Sciacalli di destra e di sinistra
Cito, non a caso, la frase di un grande giornalista del Corriere della sera, Alberto Cavallari. Tre giorni dopo il disastro del Vajont (60 anni fa, giusti giusti) scrive Cavallari sul più importante quotidiano italiano: “per conto mio, non dico, né la parola responsabilità né la parola fatalità perché vedo che troppa gente (di destra o di sinistra), la scrive per farci il suo gioco. Vediamoci chiaro, ripeto. Ma seppelliamo i morti senza avvilire di vivi”.
Strage di Mestre. Ma prima?
All’epoca del Vajont, Pci e comunisti a dare la colpa ai capitalisti che pensano solo al profitto, mentre Dc e moderati a insistere sulla fatalità dell’evento. Giornalisti del calibro di Giorgio Bocca, Dino Buzzati, Indro Montanelli, Giampaolo Pansa, insistono per la seconda ipotesi, invece l’eroica giornalista dell’Unità, Tina Merlin, che negli anni 1959, 1960, 1961, aveva denunciato le malefatte della società Sade con tanto di cronaca delle frane sul monte Toc, insiste sulla prima ipotesi anti-capitalistica.
La Merlin, bellunese, originaria di Trichiana e partigiana comunista, aveva subìto un processo per “procurato allarme”, ma venne assolta dal tribunale di Milano. La combattiva giornalista dall’ultimo servizio su l’Unità del febbraio del 1961, alla penultima frana, non scrisse più, per due anni e mezzo, fino al 10 ottobre del 1963. Una lunga pausa. Il Corriere del 1963, ricorda una analoga tragedia sul fiume Don in Unione Sovietica. Una diga provoca centinaia di morti. Non può essere data la colpa alla speculazione capitalistica.

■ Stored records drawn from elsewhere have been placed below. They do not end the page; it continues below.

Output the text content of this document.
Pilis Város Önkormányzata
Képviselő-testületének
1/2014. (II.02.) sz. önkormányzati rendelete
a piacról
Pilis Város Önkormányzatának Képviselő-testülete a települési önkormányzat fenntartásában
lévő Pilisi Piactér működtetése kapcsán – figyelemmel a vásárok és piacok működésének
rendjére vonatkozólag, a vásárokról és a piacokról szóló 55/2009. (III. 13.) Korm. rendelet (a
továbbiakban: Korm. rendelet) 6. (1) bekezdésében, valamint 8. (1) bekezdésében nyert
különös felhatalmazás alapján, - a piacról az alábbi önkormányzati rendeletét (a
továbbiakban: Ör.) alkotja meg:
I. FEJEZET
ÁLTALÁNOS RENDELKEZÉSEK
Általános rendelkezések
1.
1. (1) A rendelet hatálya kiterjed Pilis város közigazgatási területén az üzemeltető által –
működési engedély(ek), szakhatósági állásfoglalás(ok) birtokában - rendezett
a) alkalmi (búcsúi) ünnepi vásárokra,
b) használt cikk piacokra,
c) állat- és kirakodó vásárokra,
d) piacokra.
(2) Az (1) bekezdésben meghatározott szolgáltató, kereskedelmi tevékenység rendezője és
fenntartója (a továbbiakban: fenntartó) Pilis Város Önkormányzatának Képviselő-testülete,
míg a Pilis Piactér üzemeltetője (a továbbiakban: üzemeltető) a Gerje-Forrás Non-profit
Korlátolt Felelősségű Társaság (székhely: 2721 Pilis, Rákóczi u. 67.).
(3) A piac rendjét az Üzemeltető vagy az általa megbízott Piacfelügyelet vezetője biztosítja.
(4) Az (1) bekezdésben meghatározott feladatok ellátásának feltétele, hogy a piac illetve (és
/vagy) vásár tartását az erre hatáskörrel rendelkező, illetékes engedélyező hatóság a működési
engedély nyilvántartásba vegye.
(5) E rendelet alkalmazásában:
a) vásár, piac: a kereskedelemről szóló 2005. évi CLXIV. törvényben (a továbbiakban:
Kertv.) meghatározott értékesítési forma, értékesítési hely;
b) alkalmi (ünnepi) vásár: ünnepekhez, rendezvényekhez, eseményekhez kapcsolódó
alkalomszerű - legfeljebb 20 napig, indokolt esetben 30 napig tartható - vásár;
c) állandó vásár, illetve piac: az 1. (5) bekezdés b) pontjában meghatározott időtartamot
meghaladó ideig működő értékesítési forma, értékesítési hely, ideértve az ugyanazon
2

Giuseppe Longo, direttore all’epoca, del Gazzettino, va giù duro in un editoriale del 13 ottobre 1963 dal titolo: Giudicare dopo. “…non saremo certo noi a dire che i capitalisti sono degli altruisti – scrive Longo – i quali investono i loro capitali per fare il bene dell’umanità e non anche principalmente il proprio, ma si offende il più elementare buon senso quando si sostiene che costoro possano aver mandato miliardi alla malora per far morire gli abitanti dì Longarone, Erto Casso e che abbiano voluto costruire la diga del Vajont con la consapevolezza del gigantesco rischio. Chi ci può credere? Più pura e ortodossa vuol essere la concezione marxista della vita, più assurda appare una simile frottola. Avremmo anche i capitalisti assassini per sadismo?…la stampa comunista, secondo il suo tornaconto, accusa il sistema, accusa questa nostra democrazia, e ne chiede la revoca, quasi che nelle beate terre sovietiche dov’è il sistema è diverso, non avvenissero sciagure e tutto fosse perfetto a causa dell’avvento della rivoluzione marxista”.
Strage di Mestre. Da 60 anni la storia insegna, la stampa un po’ meno
Non ci fosse di mezzo la tragedia di Ponte Morandi nel 2018 e le colpevoli mancate manutenzioni, oppure i 268 morti in Val di Stava nel 1985. Oppure i colpevoli silenzi per i minatori morti di Marcinelle in Belgio nel 1956. Oggi a Mestre ci si interroga su 21 poveretti diretti ad un campeggio e mai arrivati. Io invece penso con ammirazione agli immigrati Boubacar Toure e Bujcar Bucai. Mentre altri usavano il telefonino, loro salvavano vite umane.